In 1943, the name of the company in control in Saudi Arabia was changed to Arabian American Oil Company (ARAMCO). In addition, numerous changes were made to the original concession after the striking of oil. In 1939, the first modification gave the Arabian American Oil Company a greater area to search for oil and extended the concession until 1949, increasing the original deal by six years. In return, ARAMCO agreed to provide the Saudi Arabian government with large amounts of free kerosene and gasoline, and to pay higher payments than originally stipulated.

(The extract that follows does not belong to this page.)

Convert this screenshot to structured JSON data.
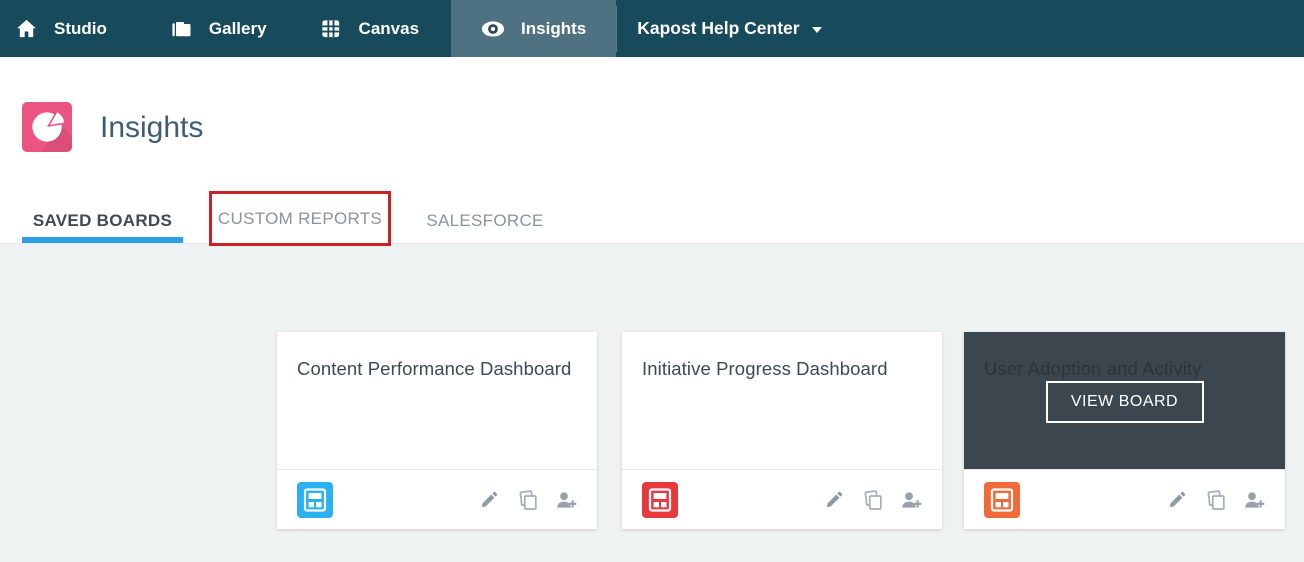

Beginning in 1950, the Saudi Arabian government began a pattern of trying to increase government shares of revenue from oil production. In 1950, a fifty-fifty profit-sharing agreement was signed, whereby a tax was levied by the government. This tax considerably increased government revenues. The government continued this trend well into the ‘80s. By 1982, ARAMCO’s concession area was reduced to 220,000 square kilometers, down from the original 930,000 square kilometers. By 1988, ARAMCO was officially bought out by Saudi Arabia and became known as Saudi Aramco.

==Tapline==
Due to the quantity of the oil in Saudi Arabia, construction of pipelines became necessary to increase efficiency of production and transport. ARAMCO soon realized that “advantages of a pipeline to the Mediterranean Sea seemed obvious, saving about 3,200 kilometers of sea travel and the transit fees of the Suez Canal”. In 1945, the Trans-Arabian Pipeline Company (Tapline) was started and was completed in 1950. The pipeline greatly increased efficiency of oil transport, but also had its shortcomings. Issues concerning taxes and damages plagued it for years. It had to be shut down numerous times for repairs, and by 1983 was officially shut down.

==Yom Kippur War==
The Yom Kippur War was a conflict between Egypt, Syria, and their backers and Israel. Because the United States was a supporter of Israel, the Arab countries participated in an oil boycott of Canada, Japan, the Netherlands, the United Kingdom, and the United States. This boycott later included Portugal, Rhodesia, and South Africa. This was one of the major causes of the 1973 energy crisis that occurred in the United States. After the completion of the war, the price of oil increased drastically allowing Saudi Arabia to gain much wealth and power.